こうして家族の歴史と言うのは、良く分からない部分をその時の想像力で穴埋めされてしまうのでした。
ああ、真実はどこに・・・・。
死んだと言う知らせに、女手一つで家族を養っていた祖母に北海道に行くようなお金がありません。お手紙を書いて遺骨を送ってもらう事にしました。
布団にくるまれて、遺骨は送られてきました。
彼が家を出ていく時に、誰もがそっぽを向いていた中、母が握り飯を作って見送りました。
その事を母の父は喜んで、途中で立ち寄った福島の親戚に嬉しそうに報告していたのです。そしてくるまれた布団の中の遺骨とともに1通の手紙が入っていました。
母への短い手紙。
それは母の父の、母への感謝と幸せを祈るものでした。
「なぜ!?」
私と姉は声をそろえて言いました。
そんな話は初めて聞きました。
そこで私はある事を言ったのですが、それは上記にあげた母の「ある話」に関係のあることなので、そこはスルーなのですが、その後、私は言いました。
「私はね、ずっと物心がついてから、ずっと私には祖父は山梨のおじいちゃん一人しかいないような気がしていたんだよ。それは生まれる前に死んでいたからじゃないんだよ。でも今日、私には祖父が二人になったような気がする。初めて。」
それは母の中に父がいなかったからだと、私は思います。
私の祖父はやっとの思いで生き延びましたが、その時のトラウマから抜け出せず帰国した後も、家族や社会の中に溶け込めませんでした。体力も回復せず北海道に流れていきそこで死にました。
もしかしたら自殺であったかもしれません。
― おじいちゃん。おじいちゃんは、戦争にゆっくりと殺されてしまったんだね。
そう私は思いました。
そしてまだ子供だった母にとっても、心まで病んでいたような父をかばい切れるわけもなく、そして好きにもなれなくて、そして遠い最果ての地で死なせてしまったのは蓋をしたい出来事だったのではないのかと思いました。

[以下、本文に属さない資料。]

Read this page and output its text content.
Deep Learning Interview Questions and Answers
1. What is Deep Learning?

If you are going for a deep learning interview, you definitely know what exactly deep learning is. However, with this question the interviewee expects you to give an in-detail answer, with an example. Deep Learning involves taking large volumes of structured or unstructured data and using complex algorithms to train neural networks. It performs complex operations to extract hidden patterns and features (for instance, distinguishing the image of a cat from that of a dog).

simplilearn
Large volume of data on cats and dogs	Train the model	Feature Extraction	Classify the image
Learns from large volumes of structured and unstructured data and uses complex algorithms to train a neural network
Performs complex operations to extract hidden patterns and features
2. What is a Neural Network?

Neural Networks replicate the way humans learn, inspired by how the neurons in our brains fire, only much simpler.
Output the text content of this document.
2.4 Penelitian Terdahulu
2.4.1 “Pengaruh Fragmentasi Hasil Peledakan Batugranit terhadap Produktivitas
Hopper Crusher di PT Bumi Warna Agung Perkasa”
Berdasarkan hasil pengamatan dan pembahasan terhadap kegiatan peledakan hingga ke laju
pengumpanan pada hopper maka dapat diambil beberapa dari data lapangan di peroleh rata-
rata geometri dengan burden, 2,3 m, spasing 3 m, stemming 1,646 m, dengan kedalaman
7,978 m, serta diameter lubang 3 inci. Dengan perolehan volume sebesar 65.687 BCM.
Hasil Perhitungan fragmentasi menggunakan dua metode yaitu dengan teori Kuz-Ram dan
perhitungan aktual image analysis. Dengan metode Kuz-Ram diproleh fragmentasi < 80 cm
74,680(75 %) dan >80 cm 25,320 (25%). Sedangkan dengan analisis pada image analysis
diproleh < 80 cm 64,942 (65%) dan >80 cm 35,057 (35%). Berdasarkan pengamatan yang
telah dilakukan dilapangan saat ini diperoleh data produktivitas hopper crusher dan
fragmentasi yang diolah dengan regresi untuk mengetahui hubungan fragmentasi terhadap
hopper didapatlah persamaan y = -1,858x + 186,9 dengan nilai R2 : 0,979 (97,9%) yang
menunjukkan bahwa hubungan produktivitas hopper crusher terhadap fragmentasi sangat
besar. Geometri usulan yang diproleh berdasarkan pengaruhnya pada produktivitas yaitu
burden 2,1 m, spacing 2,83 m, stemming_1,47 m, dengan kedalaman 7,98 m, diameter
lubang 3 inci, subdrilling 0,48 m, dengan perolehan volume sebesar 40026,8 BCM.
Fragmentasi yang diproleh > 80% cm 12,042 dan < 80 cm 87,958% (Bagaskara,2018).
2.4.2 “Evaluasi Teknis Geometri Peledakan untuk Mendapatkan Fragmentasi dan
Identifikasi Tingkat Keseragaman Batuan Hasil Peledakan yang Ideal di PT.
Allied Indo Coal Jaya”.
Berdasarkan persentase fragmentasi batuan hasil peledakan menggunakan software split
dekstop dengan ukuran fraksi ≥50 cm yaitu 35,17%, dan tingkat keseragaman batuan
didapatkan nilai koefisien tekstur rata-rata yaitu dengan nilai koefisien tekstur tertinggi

迎える家族の事はあまり語られることはないかもしれません。語られたとしても良妻賢母の女性像ばかりが流布しているのではないでしょうか。
母への短い手紙は、本当は祖母にあてたものではなかったのかと私はチラリと思いました。そこに母への感謝と幸せを願う言葉が添えられていたのだと思います。
でなかったら、ずっと北海道に行くのが祖母の悲願であったわけですが、そうはならないと思うからです。そしてその祖母は、その悲願の北海道旅行の翌年胃がんになって死にました。まだ70歳前でした。
祖母が席を立った後、おやつをむしゃむしゃ食べていたルート君は言いました。
「腹もいっぱいだが、ばーちゃんのありがたいような話がなかなか重くて、そっちも胸も腹もいっぱいだ。」
「だなー。」と笑いながら私。
※ ※ ※
夜はピザを姉が取ってくれると言いましたが、義母がウナギを買ってくれると言うので4時ぐらいに横浜の家を出て、今度は夫の実家で夕食を食べました。
今年はまたウナギが高いので、姉が
「そりゃ、ウナギには負けるわね。」と笑って駅まで見送ってくれました。
夫の母が用意してくれた夕食はいろいろ美味しくて、またもお腹がいっぱいです。
よせばいいのに、夜、体重計に乗って・・・・・
まっ、予想通りです。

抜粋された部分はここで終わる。